在以前,谭德嗣和朱六的关系并不近,但在推选出行首以后,俩人关系一下子近起来,经常出没于风月场所,亲近的快穿一条裤子了。
韦正先前还以为谭德嗣能屈能伸,今儿才知道谭德嗣下了一盘大棋。
“哦?”
陆白若有所思。
如此看来,朱六就是因为谭德嗣提醒他韦正下毒以后开始信任谭德嗣的。
“哦,对了,这宫内采买从谭家移到猪行,成为朱六和谭家共同的生意也是因为谭德嗣。”韦正忽然记起来。
杀猪巷里低头不见抬头见,许多事儿都能传出来。
韦正曾听见有人传,说谭德嗣曾领着朱六在聚贤阁见过一位宫中的公公,韦正觉得十有八九就是那时候朱六同宫里牵上线,从而把采买挪到猪行头上的。
说是猪行,其实是在谭德嗣和朱六的头上。
每日宫中的采买都由谭家和朱家的人宰杀好后交给出宫采买的公公。
陆白点了点头,忽然问道:“宫中采买的猪肉是同平常的猪肉在一起宰杀,然后挑选出来的?”
韦正摇头,“当然不是。”
宫中的都是贵人,吃的猪肉也是要精挑细选的。送到宫中的猪要经过严挑细选,既有重量的要求,也有年龄的要求。
大了不合适,小了没人卖。
因此每天傍晚城外的猪贩子赶来猪后,朱六和谭德嗣的弟子会先从中挑选宫中要的猪,然后才把余下的猪交给猪行宰杀。
至于这些挑选出来的猪,则由朱六和谭德嗣的人赶到自己的场院进行宰杀,然后再趁着天不明送到宫里去,以供宫里贵人享用。
“哦?”
陆白心里对自己的猜测又肯定了七八分。
他问韦正,“杀这些猪的人是谁?”
韦正作为猪行的第三大巨头还是知道这些的,他告诉陆白,因为宫里对猪肉要求格外严格,譬如刀口不许太长,内脏必须清理干净,猪肉与猪身不得分离,送进宫的猪必须全须全尾等等……

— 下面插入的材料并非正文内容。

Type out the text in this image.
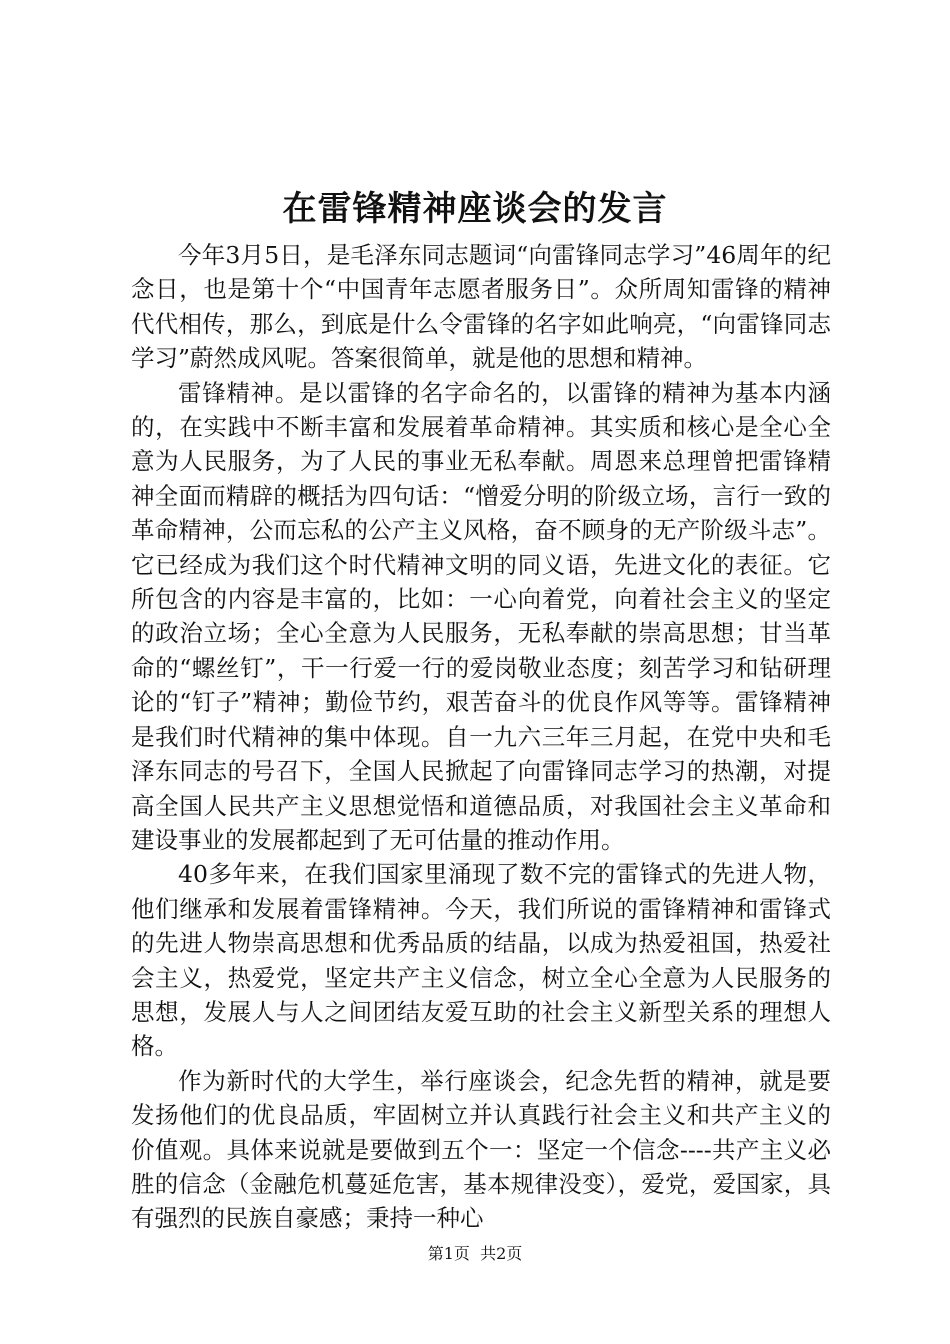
在雷锋精神座谈会的发言

今年3月5日，是毛泽东同志题词“向雷锋同志学习”46周年的纪念日，也是第十个“中国青年志愿者服务日”。众所周知雷锋的精神代代相传，那么，到底是什么令雷锋的名字如此响亮，“向雷锋同志学习”蔚然成风呢。答案很简单，就是他的思想和精神。

雷锋精神。是以雷锋的名字命名的，以雷锋的精神为基本内涵的，在实践中不断丰富和发展着革命精神。其实质和核心是全心全意为人民服务，为了人民的事业无私奉献。周恩来总理曾把雷锋精神全面而精辟的概括为四句话：“憎爱分明的阶级立场，言行一致的革命精神，公而忘私的公产主义风格，奋不顾身的无产阶级斗志”。它已经成为我们这个时代精神文明的同义语，先进文化的表征。它所包含的内容是丰富的，比如：一心向着党，向着社会主义的坚定的政治立场；全心全意为人民服务，无私奉献的崇高思想；甘当革命的“螺丝钉”，干一行爱一行的爱岗敬业态度；刻苦学习和钻研理论的“钉子”精神；勤俭节约，艰苦奋斗的优良作风等等。雷锋精神是我们时代精神的集中体现。自一九六三年三月起，在党中央和毛泽东同志的号召下，全国人民掀起了向雷锋同志学习的热潮，对提高全国人民共产主义思想觉悟和道德品质，对我国社会主义革命和建设事业的发展都起到了无可估量的推动作用。

40多年来，在我们国家里涌现了数不完的雷锋式的先进人物，他们继承和发展着雷锋精神。今天，我们所说的雷锋精神和雷锋式的先进人物崇高思想和优秀品质的结晶，以成为热爱祖国，热爱社会主义，热爱党，坚定共产主义信念，树立全心全意为人民服务的思想，发展人与人之间团结友爱互助的社会主义新型关系的理想人格。

作为新时代的大学生，举行座谈会，纪念先哲的精神，就是要发扬他们的优良品质，牢固树立并认真践行社会主义和共产主义的价值观。具体来说就是要做到五个一：坚定一个信念----共产主义必胜的信念（金融危机蔓延危害，基本规律没变），爱党，爱国家，具有强烈的民族自豪感；秉持一种心

第1页 共2页
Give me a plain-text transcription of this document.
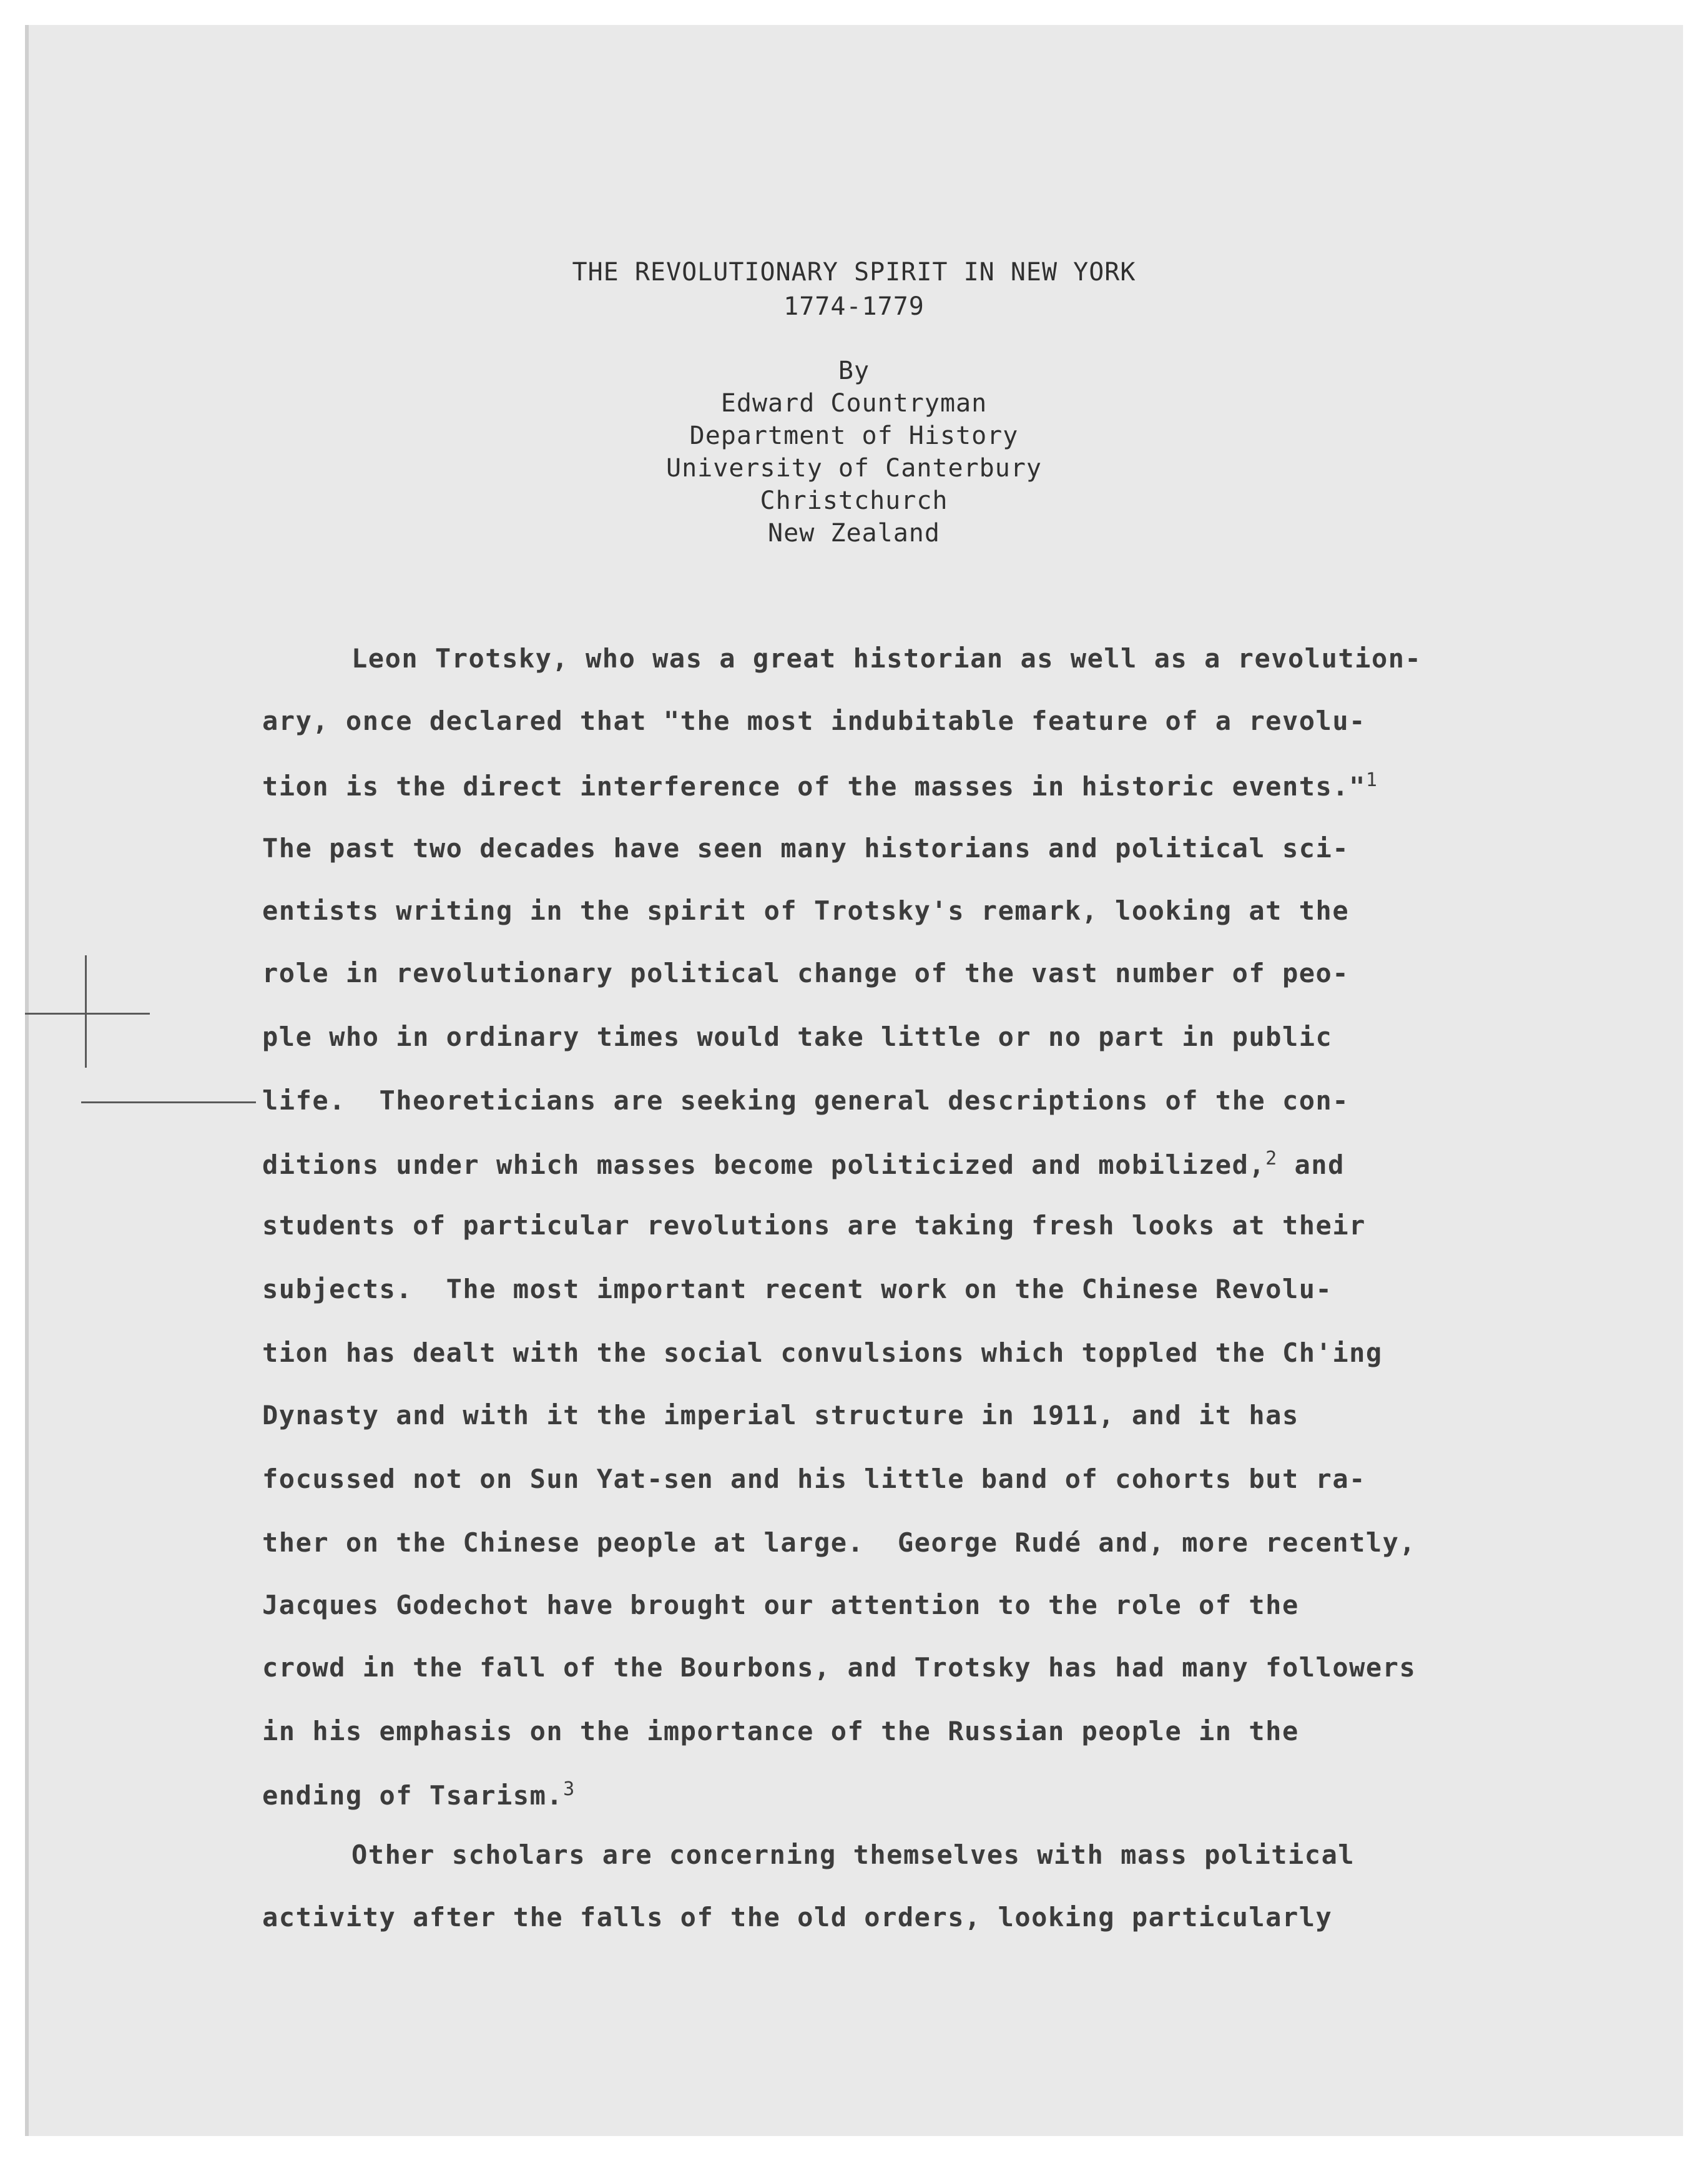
THE REVOLUTIONARY SPIRIT IN NEW YORK
1774-1779
By
Edward Countryman
Department of History
University of Canterbury
Christchurch
New Zealand
Leon Trotsky, who was a great historian as well as a revolution-
ary, once declared that "the most indubitable feature of a revolu-
tion is the direct interference of the masses in historic events."$^1$
The past two decades have seen many historians and political sci-
entists writing in the spirit of Trotsky's remark, looking at the
role in revolutionary political change of the vast number of peo-
ple who in ordinary times would take little or no part in public
life.  Theoreticians are seeking general descriptions of the con-
ditions under which masses become politicized and mobilized,$^2$ and
students of particular revolutions are taking fresh looks at their
subjects.  The most important recent work on the Chinese Revolu-
tion has dealt with the social convulsions which toppled the Ch'ing
Dynasty and with it the imperial structure in 1911, and it has
focussed not on Sun Yat-sen and his little band of cohorts but ra-
ther on the Chinese people at large.  George Rudé and, more recently,
Jacques Godechot have brought our attention to the role of the
crowd in the fall of the Bourbons, and Trotsky has had many followers
in his emphasis on the importance of the Russian people in the
ending of Tsarism.$^3$
Other scholars are concerning themselves with mass political
activity after the falls of the old orders, looking particularly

“宰猪需要高超的记忆,又为了配得上宫内贵人的身份,因此杀猪都是谭德嗣和朱六亲自动手,旁边不许人围观。”韦正说。
好家伙!
陆白双眼微眯,他现在知道这些人怎么把那些孩子送进宫里了。
现在唯一的疑惑只剩下一桩:
那就是为什么让胡百万等三个工匠送三个孩子进去。
这不合情理。
既然有更稳妥的途径,何必舍近求远,又把营造行的人牵连进来,让他们送三个孩子进去?
正思索间,陆白目光微眯。
在他散发出去的念力下,他发现一个在院外把手的锦衣卫悄悄走了出去。
陆白不动神色,念力却已经跟在锦衣卫身后了。
只是这锦衣卫从后门出去以后,只是找了一棵树撒尿,嘴里还不住地吹口哨,等撒完尿了才又回到原来的位子,看不出丝毫异常。
然而,陆白现在警觉得狠。
他觉得这是一个提醒。
虽然他毫无根据,但陆白知道,一个人在街上撒尿还吹口哨,这种人一般都在心虚,至少电视上都这么演的。
当然,陆白也有自己的解释,那就是随地撒尿本就不礼貌,还吹口哨吸引别人注意,这种的一般都有问题。
陆白就把他当有问题看待,念力忙铺开去,想要看看周围有没有得到消息异常的人。
然而,这后门在一个僻静的巷子里,人毛都没有一个,只有一只乌鸦在枝头叫喳喳。
难道自己猜错了?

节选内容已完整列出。